9.1. THE VICTORIA AND COOPER'S CREEK.
E.B. Kennedy, whose tragic death ineffaceably branded the Cape York blacks as remorselessly cruel, came to Australia early in life, and was appointed a Government surveyor in 1840. His first experience as an explorer was gained when as Assistant-Surveyor and second in command he accompanied his chief on the last expedition that Mitchell led into the interior. On this occasion he remained in charge of the camp formed at St. George's Bridge, and then conducted part of the expedition on to the Maranoa, where he rejoined the Major, and remained in charge whilst Mitchell made his exploration westward.
On Mitchell's return to Sydney, there being some doubt as to the point of outflow of the newly-discovered Victoria River, Kennedy was sent out with a small party to follow the river down and ascertain its course and destination.
On the 13th of August, he reached Mitchell's lowest camp on the Victoria River, and started to trace the river down. During the first day's journey he came across some natives, from one of whom he learnt that the aboriginal name of the river was the Barcoo. Two days afterwards he observed with some anxiety that the trend of the valley was inclining from northwards towards the point whence Sturt had turned back from his upward course on Cooper's Creek. As the second part of his instructions was to find a practicable road to the Gulf, he feared that he would not have sufficient provisions to fulfil both duties. He therefore made a stationary camp, and with two men proceeded down the river. But after two days' journey, he found that the Barcoo turned to the west, and even north of west. The channel now showed large reaches of water within its confines, some of them more than one hundred yards in width. This induced him to alter his plan, and he thought he should follow such an important watercourse and ascertain its outflow. He therefore turned back for the remainder of his party. On the 30th of August he discovered a large river coming from the North-North-East, and he named it the Thomson. With the usual inconsistency of Australian inland rivers, the Thomson soon presented another and different scene. The great pastoral stretches of the upper course were left behind, and were succeeded by flat and inferior country intersected by sand-ridges. The course of the river itself once more turned to the southward, and was but scantily watered. Still Kennedy persevered until convinced that further progress must bring him to Sturt's furthest on Cooper's Creek. The face of the land answered to Sturt's description; and grass and feed both beginning to fail him, Kennedy had to consider whether it was worth while risking the lives of his men to confirm what was practically a certainty. At last vistas of the desert, described by Sturt with such terrible fidelity, appeared stretching away to the horizon, and Kennedy turned back, satisfied that the Victoria River and Cooper's Creek were one and the same stream.

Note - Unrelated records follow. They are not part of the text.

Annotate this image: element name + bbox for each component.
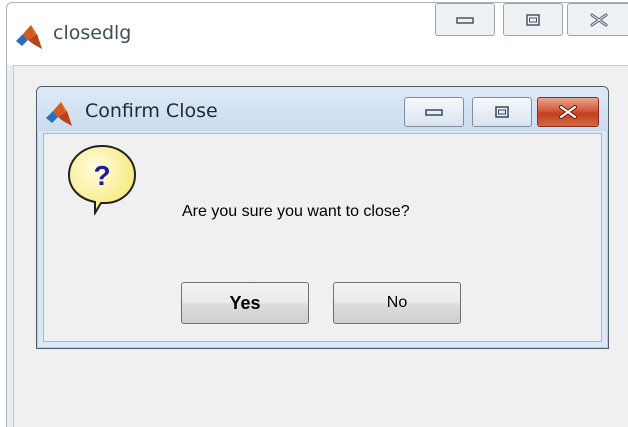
maximize-icon <box>526 13 540 26</box>
dialog-title: Confirm Close <box>85 100 218 122</box>
maximize-icon <box>495 106 509 118</box>
window-titlebar[interactable]: closedlg <box>7 3 628 65</box>
dialog-message: Are you sure you want to close? <box>182 203 410 220</box>
question-icon: ? <box>67 144 137 215</box>
question-mark-glyph: ? <box>93 160 110 191</box>
window-maximize-button[interactable] <box>503 3 563 36</box>
confirm-close-dialog: Confirm Close ? Are you sure you want to… <box>36 86 609 349</box>
yes-button[interactable]: Yes <box>181 282 309 324</box>
window-minimize-button[interactable] <box>435 3 495 36</box>
matlab-logo-icon <box>46 102 72 126</box>
close-icon <box>559 105 577 119</box>
close-icon <box>590 13 607 26</box>
no-button[interactable]: No <box>333 282 461 324</box>
dialog-titlebar[interactable]: Confirm Close <box>37 87 608 131</box>
minimize-icon <box>425 109 443 116</box>
dialog-body: ? Are you sure you want to close? Yes No <box>43 133 602 342</box>
dialog-minimize-button[interactable] <box>404 97 464 127</box>
window-close-button[interactable] <box>567 3 628 36</box>
window-title: closedlg <box>53 22 132 44</box>
dialog-close-button[interactable] <box>537 97 599 127</box>
matlab-logo-icon <box>16 25 42 49</box>
dialog-maximize-button[interactable] <box>472 97 532 127</box>
minimize-icon <box>456 16 474 24</box>
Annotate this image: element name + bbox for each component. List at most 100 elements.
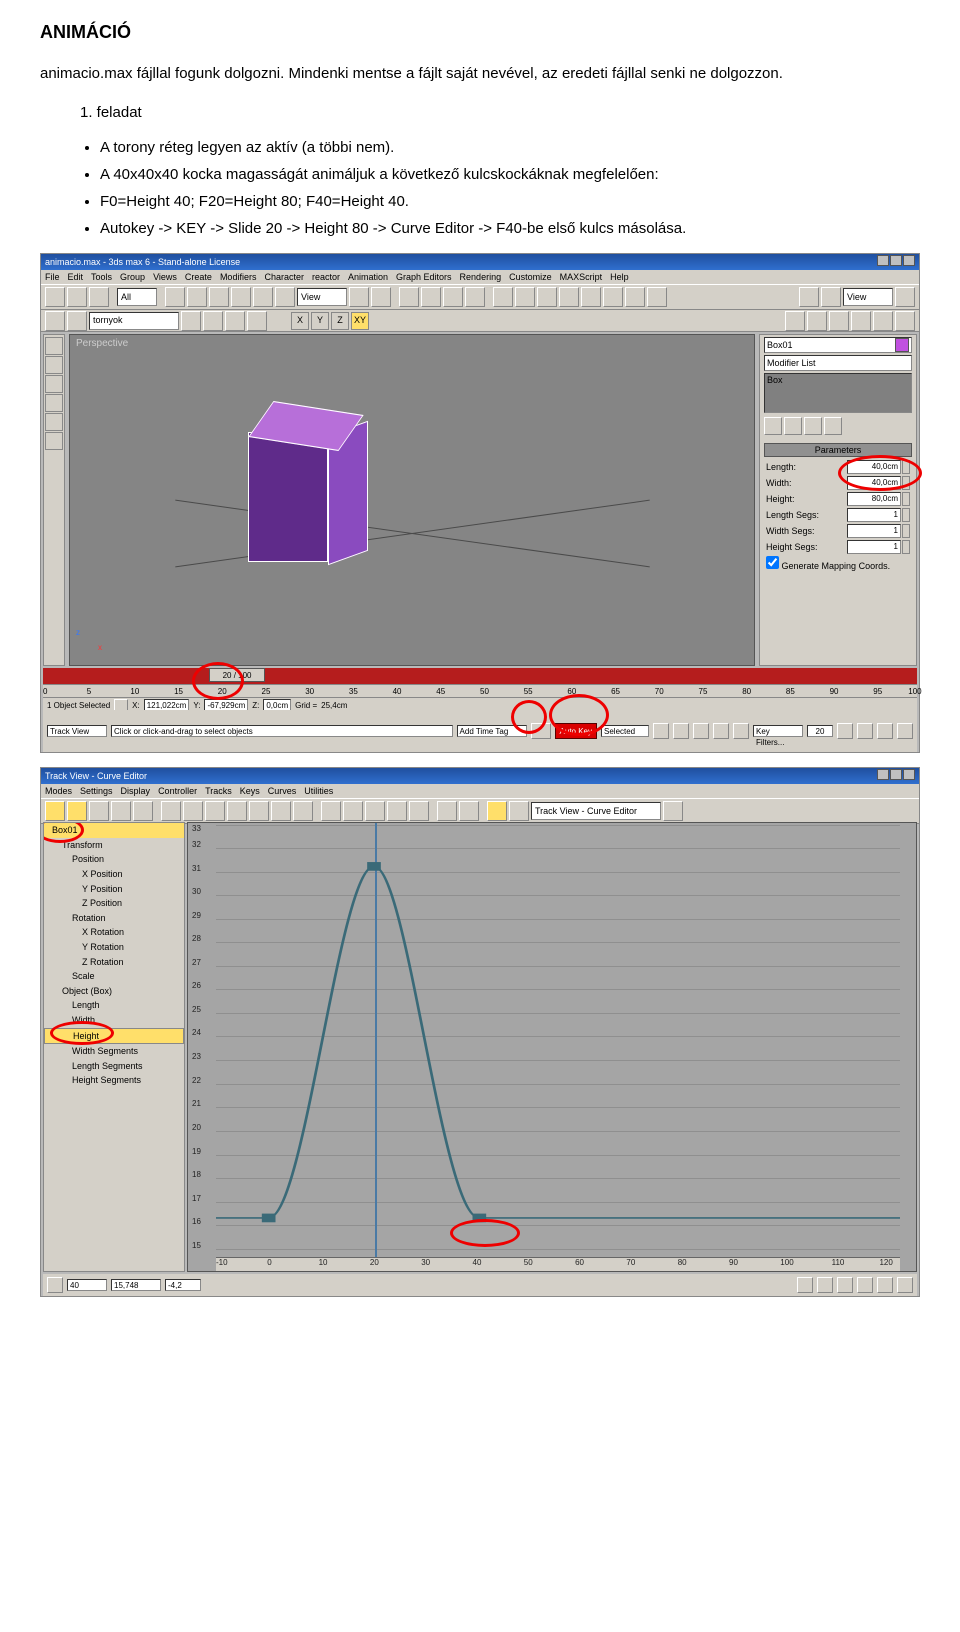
menu-item[interactable]: Tools xyxy=(91,271,112,283)
width-field[interactable]: 40,0cm xyxy=(847,476,901,490)
toolbar-button[interactable] xyxy=(227,801,247,821)
toolbar-button[interactable] xyxy=(559,287,579,307)
menu-item[interactable]: Animation xyxy=(348,271,388,283)
nav-button[interactable] xyxy=(897,1277,913,1293)
nav-button[interactable] xyxy=(857,723,873,739)
reactor-button[interactable] xyxy=(45,432,63,450)
menu-item[interactable]: Create xyxy=(185,271,212,283)
time-ruler[interactable]: 0 5 10 15 20 25 30 35 40 45 50 55 60 65 … xyxy=(43,684,917,698)
menu-item[interactable]: Views xyxy=(153,271,177,283)
menu-item[interactable]: Utilities xyxy=(304,785,333,797)
goto-end-button[interactable] xyxy=(733,723,749,739)
axis-xy[interactable]: XY xyxy=(351,312,369,330)
key-delta-field[interactable]: -4,2 xyxy=(165,1279,201,1291)
key-frame-field[interactable]: 40 xyxy=(67,1279,107,1291)
mapcoords-checkbox[interactable]: Generate Mapping Coords. xyxy=(766,556,890,573)
selection-filter[interactable]: All xyxy=(117,288,157,306)
view-combo[interactable]: View xyxy=(843,288,893,306)
toolbar-button[interactable] xyxy=(371,287,391,307)
layer-button[interactable] xyxy=(247,311,267,331)
menu-item[interactable]: Graph Editors xyxy=(396,271,452,283)
menu-item[interactable]: Display xyxy=(121,785,151,797)
reactor-button[interactable] xyxy=(45,413,63,431)
window-controls[interactable] xyxy=(876,255,915,270)
curve-time-ruler[interactable]: -10 0 10 20 30 40 50 60 70 80 90 100 110… xyxy=(216,1257,900,1271)
menu-item[interactable]: Modifiers xyxy=(220,271,257,283)
reactor-button[interactable] xyxy=(45,337,63,355)
menubar[interactable]: File Edit Tools Group Views Create Modif… xyxy=(41,270,919,284)
rollup-parameters[interactable]: Parameters xyxy=(764,443,912,457)
menu-item[interactable]: Modes xyxy=(45,785,72,797)
stack-button[interactable] xyxy=(824,417,842,435)
current-frame-field[interactable]: 20 xyxy=(807,725,833,737)
cmd-tab-icon[interactable] xyxy=(851,311,871,331)
toolbar-button[interactable] xyxy=(537,287,557,307)
tangent-button[interactable] xyxy=(387,801,407,821)
nav-button[interactable] xyxy=(797,1277,813,1293)
toolbar-button[interactable] xyxy=(625,287,645,307)
reactor-button[interactable] xyxy=(45,375,63,393)
keyfilters-button[interactable]: Key Filters... xyxy=(753,725,803,737)
next-frame-button[interactable] xyxy=(713,723,729,739)
nav-button[interactable] xyxy=(837,1277,853,1293)
tree-item[interactable]: Z Rotation xyxy=(44,955,184,970)
keymode-combo[interactable]: Selected xyxy=(601,725,649,737)
reactor-button[interactable] xyxy=(45,394,63,412)
nav-button[interactable] xyxy=(837,723,853,739)
toolbar-button[interactable] xyxy=(487,801,507,821)
toolbar-button[interactable] xyxy=(349,287,369,307)
toolbar-button[interactable] xyxy=(421,287,441,307)
spinner[interactable] xyxy=(902,460,910,474)
stack-button[interactable] xyxy=(784,417,802,435)
move-keys-button[interactable] xyxy=(67,801,87,821)
status-button[interactable] xyxy=(47,1277,63,1293)
nav-button[interactable] xyxy=(897,723,913,739)
layer-toolbar[interactable]: tornyok X Y Z XY xyxy=(41,310,919,332)
prev-frame-button[interactable] xyxy=(673,723,689,739)
cmd-tab-icon[interactable] xyxy=(895,311,915,331)
menu-item[interactable]: Character xyxy=(264,271,304,283)
tree-item[interactable]: X Position xyxy=(44,867,184,882)
toolbar-button[interactable] xyxy=(161,801,181,821)
spinner[interactable] xyxy=(902,476,910,490)
axis-z[interactable]: Z xyxy=(331,312,349,330)
tangent-button[interactable] xyxy=(321,801,341,821)
tree-item[interactable]: Length xyxy=(44,998,184,1013)
refcoord-combo[interactable]: View xyxy=(297,288,347,306)
curve-path[interactable] xyxy=(216,823,900,1257)
curve-toolbar[interactable]: Track View - Curve Editor xyxy=(41,798,919,824)
toolbar-button[interactable] xyxy=(249,801,269,821)
menu-item[interactable]: Curves xyxy=(268,785,297,797)
axis-x[interactable]: X xyxy=(291,312,309,330)
stack-button[interactable] xyxy=(804,417,822,435)
axis-y[interactable]: Y xyxy=(311,312,329,330)
nav-button[interactable] xyxy=(877,723,893,739)
menu-item[interactable]: Rendering xyxy=(460,271,502,283)
menu-item[interactable]: MAXScript xyxy=(560,271,603,283)
toolbar-button[interactable] xyxy=(89,287,109,307)
toolbar-button[interactable] xyxy=(459,801,479,821)
move-button[interactable] xyxy=(231,287,251,307)
height-field[interactable]: 80,0cm xyxy=(847,492,901,506)
tree-item[interactable]: Width Segments xyxy=(44,1044,184,1059)
tree-item[interactable]: Position xyxy=(44,852,184,867)
toolbar-button[interactable] xyxy=(581,287,601,307)
tree-item[interactable]: Height Segments xyxy=(44,1073,184,1088)
toolbar-button[interactable] xyxy=(183,801,203,821)
tangent-button[interactable] xyxy=(409,801,429,821)
toolbar-button[interactable] xyxy=(205,801,225,821)
toolbar-button[interactable] xyxy=(647,287,667,307)
menu-item[interactable]: Tracks xyxy=(205,785,232,797)
tree-item[interactable]: Length Segments xyxy=(44,1059,184,1074)
toolbar-button[interactable] xyxy=(437,801,457,821)
reactor-button[interactable] xyxy=(45,356,63,374)
nav-button[interactable] xyxy=(817,1277,833,1293)
toolbar-button[interactable] xyxy=(493,287,513,307)
layer-button[interactable] xyxy=(181,311,201,331)
scale-button[interactable] xyxy=(275,287,295,307)
tree-item[interactable]: Width xyxy=(44,1013,184,1028)
snap-button[interactable] xyxy=(399,287,419,307)
hseg-field[interactable]: 1 xyxy=(847,540,901,554)
toolbar-button[interactable] xyxy=(293,801,313,821)
toolbar-button[interactable] xyxy=(515,287,535,307)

It was now Kennedy's intention to make an excursion towards the Gulf of Carpentaria. On his way down, in order to travel lighter, he had buried a large quantity of flour and sugar as well as his drays. When he arrived at the cache of provisions on his way back, he found that the natives had dug the rations up, and in mere wantonness had so mixed and scattered them as to render them useless. A little further on, he was just in time to save the carts, for an aboriginal was probing in the ground with a spear to ascertain their whereabouts. During this excursion Kennedy noticed that the blacks were given to "chewing tobacco in a green state;" but the "tobacco" was, of course, the pituri plant, which they are accustomed to masticate. By the time he reached the head of the Warrego, Kennedy was too short of provisions to attempt his projected Gulf expedition, and had to make homeward, but resolved to go down by that river and ascertain whether it joined the Darling or flowed westward.
The Warrego dividing into many dry channels when they reached its lower courses, the party struck eastward to the Culgoa, and reached that river after a very distressing stage over dry country on which they lost six horses from heat and thirst, whilst bringing the carts across it.
9.2. A TRAGIC EXPEDITION.
Kennedy's first experience of an independent exploring expedition in the west was by no means a fitting prelude to the tragic journey he next undertook. The same impulse that led to Mitchell's and Leichhardt's northern journeys stimulated Kennedy to make his dangerous journey up the eastern coast of the long peninsula that terminates in Cape York - the desire to find a road to the north coast, so that an easy chain of communication should exist between the southern settlements and the far north.